My love of horses started when I was in grade school. The music teacher at school (whose name I’ve sadly forgotten) raised horses and would invite some students to her stables a few times a week. We’d care for the horses and in return, we’d get riding lessons. Never one to spend too much time at home, I jumped on the opportunity (and also on the horse) and within moments I was in love with this animal. I only spent one year at those stables, but I never really gave up riding. Something about being on the horse centered me. I was high enough above my problems and fast enough to escape them, and yet somehow I felt incredibly safe.

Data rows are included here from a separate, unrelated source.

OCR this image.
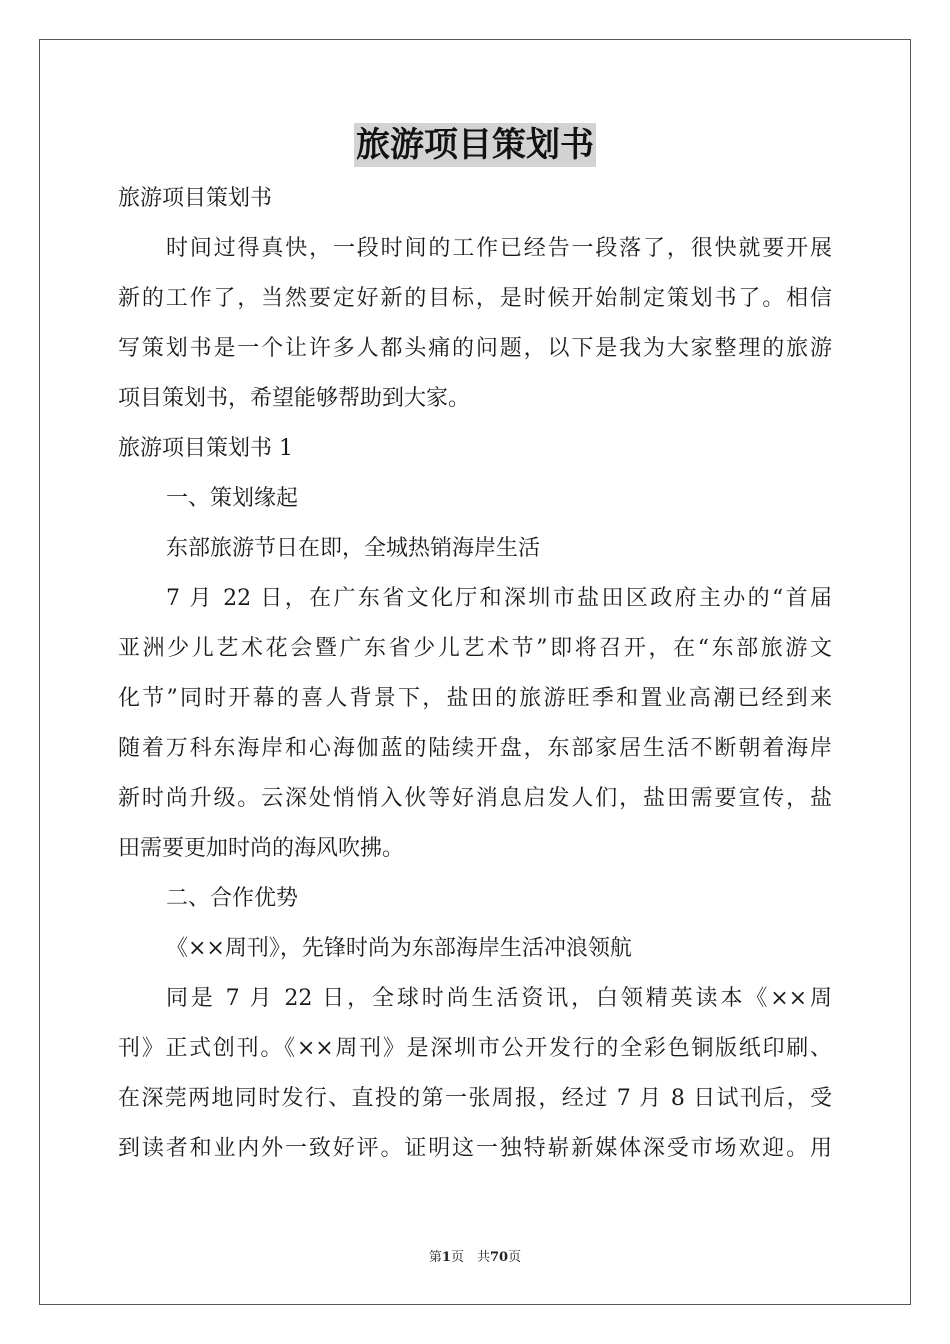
旅游项目策划书
旅游项目策划书
时间过得真快，一段时间的工作已经告一段落了，很快就要开展
新的工作了，当然要定好新的目标，是时候开始制定策划书了。相信
写策划书是一个让许多人都头痛的问题，以下是我为大家整理的旅游
项目策划书，希望能够帮助到大家。
旅游项目策划书 1
一、策划缘起
东部旅游节日在即，全城热销海岸生活
7 月 22 日，在广东省文化厅和深圳市盐田区政府主办的“首届
亚洲少儿艺术花会暨广东省少儿艺术节”即将召开，在“东部旅游文
化节”同时开幕的喜人背景下，盐田的旅游旺季和置业高潮已经到来
随着万科东海岸和心海伽蓝的陆续开盘，东部家居生活不断朝着海岸
新时尚升级。云深处悄悄入伙等好消息启发人们，盐田需要宣传，盐
田需要更加时尚的海风吹拂。
二、合作优势
《××周刊》，先锋时尚为东部海岸生活冲浪领航
同是 7 月 22 日，全球时尚生活资讯，白领精英读本《××周
刊》正式创刊。《××周刊》是深圳市公开发行的全彩色铜版纸印刷、
在深莞两地同时发行、直投的第一张周报，经过 7 月 8 日试刊后，受
到读者和业内外一致好评。证明这一独特崭新媒体深受市场欢迎。用
第1页　共70页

Last year while in Sedona for my birthday, I walked through the artist’s village and stopped into a Native American jewelry store. Staring at me from the glass case was a gorgeous horse necklace – turquoise on one side; tiger eye on the other. I went back and forth on the notion of buying it, until the store owner (a Native American with Mojave tribe ancestry), explained the symbolism of the horse to me. He wrote down the message on a piece of paper and I tucked inside the box that held the necklace (which I eventually bought). I forgot about his note until the other night.
“The horse is a symbol of the grounded power of the earth and the whispers of wisdom. It is revered as a helper, messenger, and harbinger of knowledge. It’s considered wild and an emblem of freedom, power, grace, beauty, nobility and strength.”
It makes sense that riding centers me. I feel in control and at the same time, totally powerless. It’s a freeing feeling and while the horse I’m riding might lead the way, I need to make a better effort to travel to my center more often.